MelNet - Advanced Generative Audio Model for Frequency Domain Synthesis

Introduction to MelNet

MelNet is a pioneering generative model designed to create audio content in the frequency domain. This sophisticated project revolves around producing vivid and intricate audio by understanding and manipulating audio signals at the frequency level. This offers a way to generate realistic audio by training on datasets and uncovering patterns within the signal frequencies.

Prerequisites

To dive into MelNet, it is essential to use the right tools:

Compatible Python versions include 3.6.8 and 3.7.4.
The project runs smoothly on PyTorch versions 1.2.0 and 1.3.0.
Essential packages can be installed using the command: pip install -r requirements.txt.

Training MelNet

Datasets

MelNet supports multiple datasets such as Blizzard, VoxCeleb2, and KSS, each of which has pre-configured YAML files under the config/ directory. For those with different datasets, it is possible to create custom YAML files based on the existing templates.

Unconditional Training: This mode is versatile and available for any dataset with a standard file extension defined in the YAML configuration.
Conditional Training: This mode, albeit limited in scope, is currently available for the KSS dataset and parts of the Blizzard dataset.

Execution

To train the model, the following command is used:

python trainer.py -c [config YAML file path] -n [name of run] -t [tier number] -b [batch size] -s [TTS]

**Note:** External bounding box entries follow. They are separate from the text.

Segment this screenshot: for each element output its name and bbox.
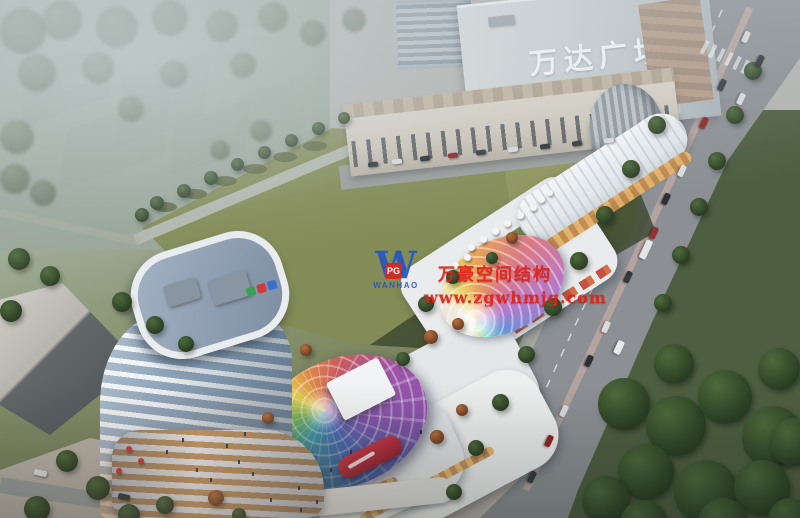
person xyxy=(300,508,302,512)
tree xyxy=(86,476,110,500)
person xyxy=(298,486,300,490)
tree xyxy=(300,344,312,356)
tree xyxy=(0,164,30,194)
tree xyxy=(300,20,326,46)
tree xyxy=(690,198,708,216)
person xyxy=(420,430,422,434)
tree xyxy=(150,196,164,210)
tree xyxy=(250,120,272,142)
tree xyxy=(0,120,34,154)
person xyxy=(316,500,318,504)
tree xyxy=(112,292,132,312)
tree xyxy=(596,206,614,224)
tree xyxy=(338,112,350,124)
tree xyxy=(177,184,191,198)
watermark-company: 万豪空间结构 xyxy=(438,260,607,285)
watermark-logo-badge: PG xyxy=(385,263,402,279)
person xyxy=(270,498,272,502)
watermark-logo: W PG WANHAO xyxy=(372,250,420,290)
tree xyxy=(208,490,224,506)
tree xyxy=(56,450,78,472)
tree xyxy=(30,180,56,206)
watermark-text: 万豪空间结构 www.zgwhmjg.com xyxy=(424,260,607,307)
watermark-logo-name: WANHAO xyxy=(372,281,420,290)
watermark: W PG WANHAO 万豪空间结构 www.zgwhmjg.com xyxy=(362,250,552,314)
tree xyxy=(518,346,535,363)
tree xyxy=(82,52,114,84)
tree xyxy=(40,266,60,286)
office-tower xyxy=(92,222,302,518)
tree xyxy=(456,404,468,416)
person xyxy=(196,468,198,472)
person xyxy=(238,460,240,464)
tree xyxy=(726,106,744,124)
umbrella xyxy=(492,228,499,235)
tree xyxy=(506,232,518,244)
tree xyxy=(178,336,194,352)
tree xyxy=(156,496,174,514)
tree xyxy=(146,316,164,334)
tree xyxy=(698,370,752,424)
tree xyxy=(96,6,138,48)
person xyxy=(166,450,168,454)
tree xyxy=(258,146,271,159)
tree xyxy=(42,0,82,40)
tree xyxy=(160,60,188,88)
scene: 万达广场 xyxy=(0,0,800,518)
tree xyxy=(312,122,325,135)
tree xyxy=(285,134,298,147)
tree xyxy=(0,300,22,322)
umbrella xyxy=(116,468,122,474)
tree xyxy=(648,116,666,134)
tree xyxy=(654,294,672,312)
person xyxy=(252,472,254,476)
person xyxy=(244,432,246,436)
tree xyxy=(232,508,246,518)
tree xyxy=(258,2,288,32)
umbrella xyxy=(126,446,132,452)
tree xyxy=(468,440,484,456)
umbrella xyxy=(480,236,487,243)
tree xyxy=(446,484,462,500)
umbrella xyxy=(504,220,511,227)
person xyxy=(226,444,228,448)
tree xyxy=(24,496,50,518)
tree xyxy=(0,8,46,54)
rooftop-unit xyxy=(162,277,201,308)
tree xyxy=(758,348,800,390)
tree xyxy=(342,8,366,32)
tree xyxy=(135,208,149,222)
tree xyxy=(654,344,694,384)
person xyxy=(210,478,212,482)
tree xyxy=(708,152,726,170)
logo-mark-red xyxy=(255,282,266,293)
tree xyxy=(424,330,438,344)
tree xyxy=(231,158,244,171)
umbrella xyxy=(538,196,545,203)
person xyxy=(330,468,332,472)
person xyxy=(182,438,184,442)
tree xyxy=(210,140,230,160)
tree xyxy=(230,52,256,78)
rooftop-unit xyxy=(488,15,515,28)
umbrella xyxy=(517,212,524,219)
tree xyxy=(452,318,464,330)
tree xyxy=(118,96,144,122)
tree xyxy=(672,246,690,264)
tree xyxy=(622,160,640,178)
tree xyxy=(8,248,30,270)
tree xyxy=(492,394,509,411)
tree xyxy=(206,10,238,42)
tree xyxy=(204,171,218,185)
tree xyxy=(18,54,56,92)
tree xyxy=(152,0,188,36)
umbrella xyxy=(547,190,553,196)
logo-mark-blue xyxy=(266,279,277,290)
logo-mark-green xyxy=(245,286,256,297)
tree xyxy=(396,352,410,366)
tree xyxy=(598,378,650,430)
tree xyxy=(262,412,274,424)
umbrella xyxy=(138,458,144,464)
watermark-url: www.zgwhmjg.com xyxy=(424,288,607,307)
person xyxy=(350,450,352,454)
tree xyxy=(430,430,444,444)
umbrella xyxy=(530,204,537,211)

The model accommodates training in steps, known as tiers. Each successive tier is typically more demanding than its predecessor, except the first. Thus, adjusting the batch size for each tier is crucial.
Note that high data-intensive tiers like Tier 6 may exceed computational limits on a typical 16GB graphics card, even with minimized batch sizes.
The -s flag toggles training specifically for Text-to-Speech (TTS) tiers, relevant only at the initial tier. For tiers beyond the first, any input for -s is overlooked.

Sampling with MelNet

Preparing Checkpoints

Checkpoints are integral for sampling and should reside within the chkpt/ directory.
An essential file, inference.yaml, must be placed under config/. This file details the number of tiers, checkpoint names, and determines the conditional or unconditional nature of generation.

Sampling Execution

The sampling process is initiated with:

python inference.py -c [config YAML file path] -p [inference YAML file path] -t [timestep of generated mel spectrogram] -n [name of sample] -i [input sentence for conditional generation]

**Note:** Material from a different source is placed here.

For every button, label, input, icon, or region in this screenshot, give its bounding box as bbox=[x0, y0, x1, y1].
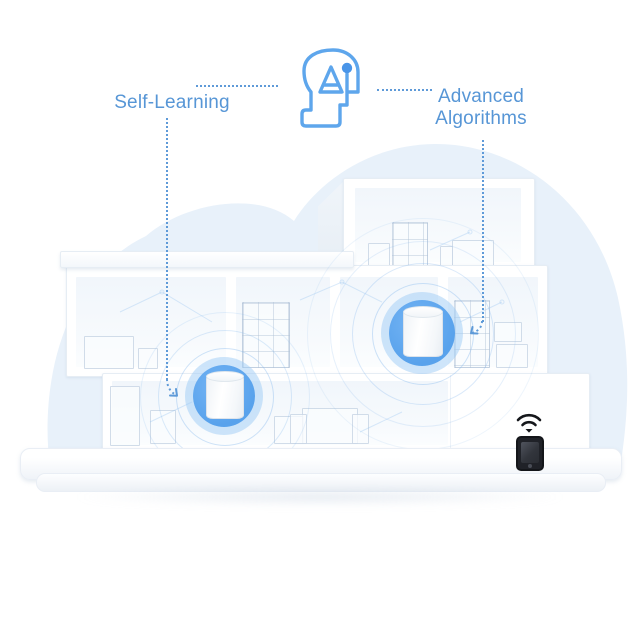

Timestep: Defines the mel spectrogram's duration. This relationship is roughly akin to [sample rate] : [hop length of FFT].
Conditional Generation: The -i flag facilitates this by accepting a sentence for context, enclosed in quotes and ending with a period. It is optional for unconditional processes.
Both generation methods currently do not offer primed generation, meaning they don't extrapolate based on initial data input.

Developmental Milestones and Contributors

MelNet's journey includes successful implementation of various functions:

Upsampling, GMM Sampling, TTS Synthesis, and unconditional audio generation are functional.
There are successful deployments on multi-GPU setups and logging with Tensorboard.
The team aims to enhance the model further with primed generation capabilities in future updates.

Contributors

The MelNet project owes its progress to:

Seungwon Park
June Young Yi
Yoonhyung Lee
Joowhan Song

All contributors are proud representatives from Deepest Season 6.

License

MelNet is an open-source project, adhering to the MIT License, promoting freedom in usage, modification, and distribution.

This overview captures the essence of MelNet, detailing its comprehensive approach to audio generation and its tailored journey in the realm of artificial sound creation.